Learn how some of our most innovative partner stores are using their resources creatively to generate traffic at their buyback during our four-part series, Strategies for Success.
Trying to plan an event based on student interests can sometimes feel like a guessing game. Ashland University Bookstore decided to eliminate this guesswork, however, by adding a new ingredient to their strategy: feedback.
Supported by a 2015 Foundation Grant awarded by the National Association of College Stores last fall, the store reached out to their students with a survey, asking for direct input on their in-store promotions.

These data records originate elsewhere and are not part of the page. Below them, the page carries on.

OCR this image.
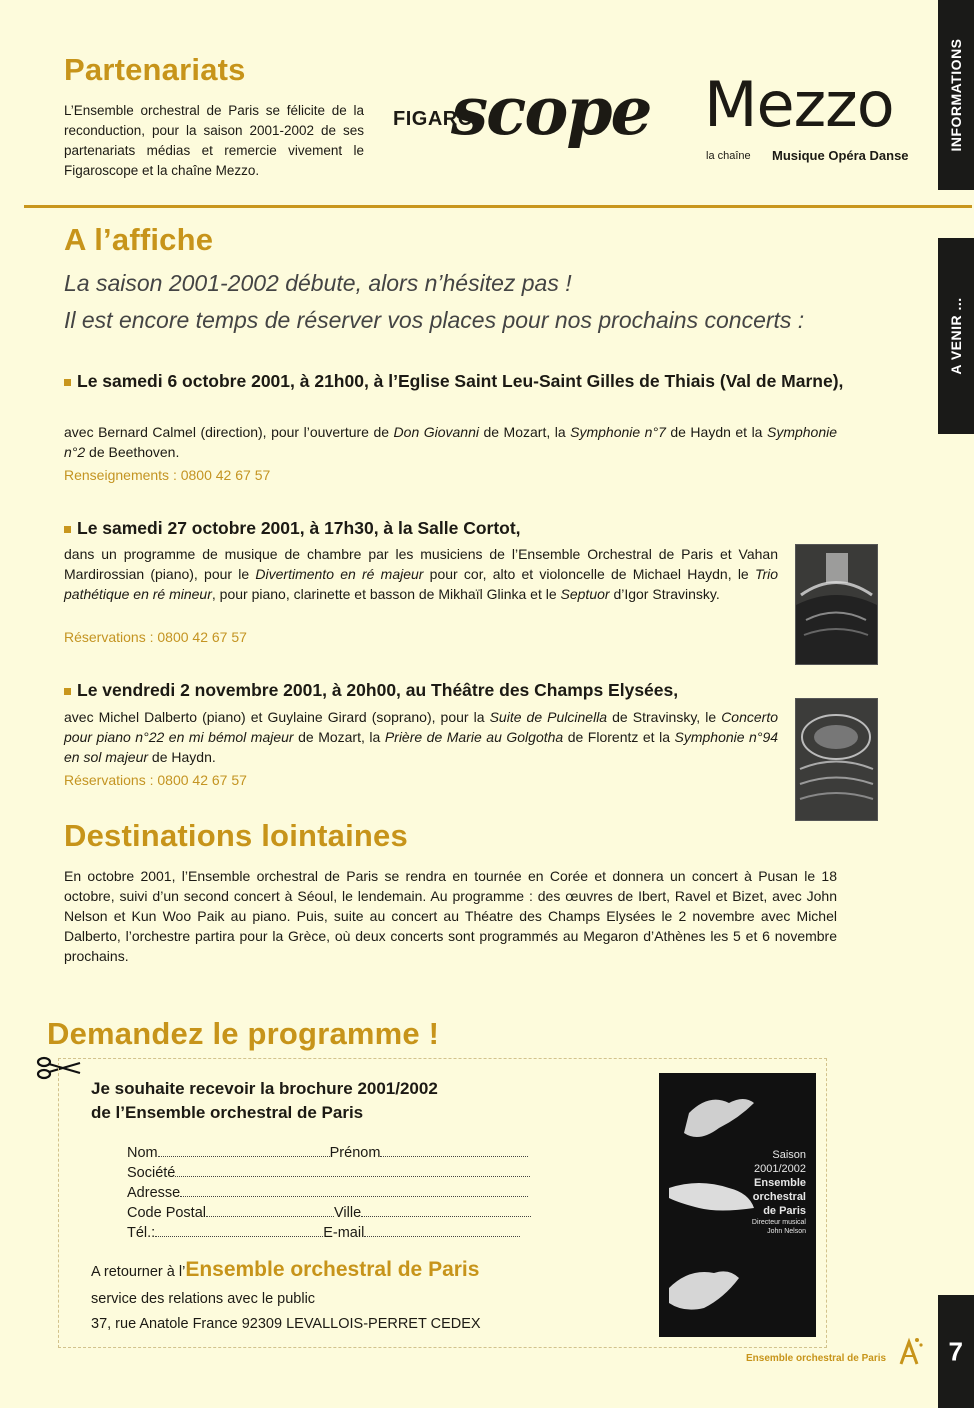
INFORMATIONS
A VENIR ...
7
Partenariats
L’Ensemble orchestral de Paris se félicite de la reconduction, pour la saison 2001-2002 de ses partenariats médias et remercie vivement le Figaroscope et la chaîne Mezzo.
FIGARO
scope Mezzo
la chaîne Musique Opéra Danse
A l’affiche
La saison 2001-2002 débute, alors n’hésitez pas !
Il est encore temps de réserver vos places pour nos prochains concerts :
Le samedi 6 octobre 2001, à 21h00, à l’Eglise Saint Leu-Saint Gilles de Thiais (Val de Marne),
avec Bernard Calmel (direction), pour l’ouverture de Don Giovanni de Mozart, la Symphonie n°7 de Haydn et la Symphonie n°2 de Beethoven.
Renseignements : 0800 42 67 57
Le samedi 27 octobre 2001, à 17h30, à la Salle Cortot,
dans un programme de musique de chambre par les musiciens de l’Ensemble Orchestral de Paris et Vahan Mardirossian (piano), pour le Divertimento en ré majeur pour cor, alto et violoncelle de Michael Haydn, le Trio pathétique en ré mineur, pour piano, clarinette et basson de Mikhaïl Glinka et le Septuor d’Igor Stravinsky.
Réservations : 0800 42 67 57
Le vendredi 2 novembre 2001, à 20h00, au Théâtre des Champs Elysées,
avec Michel Dalberto (piano) et Guylaine Girard (soprano), pour la Suite de Pulcinella de Stravinsky, le Concerto pour piano n°22 en mi bémol majeur de Mozart, la Prière de Marie au Golgotha de Florentz et la Symphonie n°94 en sol majeur de Haydn.
Réservations : 0800 42 67 57
Destinations lointaines
En octobre 2001, l’Ensemble orchestral de Paris se rendra en tournée en Corée et donnera un concert à Pusan le 18 octobre, suivi d’un second concert à Séoul, le lendemain. Au programme : des œuvres de Ibert, Ravel et Bizet, avec John Nelson et Kun Woo Paik au piano. Puis, suite au concert au Théatre des Champs Elysées le 2 novembre avec Michel Dalberto, l’orchestre partira pour la Grèce, où deux concerts sont programmés au Megaron d’Athènes les 5 et 6 novembre prochains.
Demandez le programme !
Je souhaite recevoir la brochure 2001/2002
de l’Ensemble orchestral de Paris
Nom	Prénom
Société
Adresse
Code Postal	Ville
Tél.:	E-mail
A retourner à l’Ensemble orchestral de Paris
service des relations avec le public
37, rue Anatole France 92309 LEVALLOIS-PERRET CEDEX
Saison
2001/2002
Ensemble
orchestral
de Paris
Directeur musical
John Nelson
Ensemble orchestral de Paris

“We were hosting a lot of good events, but weren’t getting the turn out we had hoped for,” explained Terri Hudson, Ashland University bookstore director. “By partnering with our school’s Student Senate Business Committee to create an online survey, we were able to get an idea of what our students really wanted.”

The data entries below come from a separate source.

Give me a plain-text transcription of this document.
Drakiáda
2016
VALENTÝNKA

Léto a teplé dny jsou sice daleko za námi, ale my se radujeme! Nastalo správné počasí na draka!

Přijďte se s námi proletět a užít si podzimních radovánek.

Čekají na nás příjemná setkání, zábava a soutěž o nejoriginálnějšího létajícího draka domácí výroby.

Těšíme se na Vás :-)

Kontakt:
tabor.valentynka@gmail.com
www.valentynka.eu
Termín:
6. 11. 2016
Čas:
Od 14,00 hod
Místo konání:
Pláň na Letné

Based on these suggestions, the store updated their approach to this semester’s buyback by involving campus administration. Their new event “Dr. Finks Pays You” offered an enhanced experience by integrating a meet and greet with the university president.
Working behind the counter, Dr. Finks handed out buyback funds and snacks to participating students, sparking a unique form of interaction. Responding with enthusiasm, hundreds of students attended the buyback, with a line down the hall during the president’s appearance.
“He has a very gregarious personality, and knows many students by name, which only added to the high-energy environment,” Hudson said. “But, what really sweetened the deal was that he provided the opportunity for students to win two $300 textbook scholarships!”
Adding to the excitement, Ashland University Bookstore also offered giveaways with prizes including iPads and gift cards to reward their loyal customers. Using the co-op section of the Buyback by Design catalog, they were able to offer these more expensive prizes without going over budget.
Besides the benefits to students, the buyback also strengthened relationships between the store and school administration, according to Hudson.
“Dr. Finks was able to observe the process and better understand some of the issues we face, especially during the first few days of the buy when many retail prices aren’t set,” she said. “It provided a snapshot of what we go through as a store to put money back in students’ hands.”
Overall, Hudson considers the new strategy to be a huge success, and plans to implement it again next semester.
“Having administration participate puts a different spin on buyback, and validates the event,” she said. “All together, it created a positive-energy environment and fostered a feeling of good will towards our students.”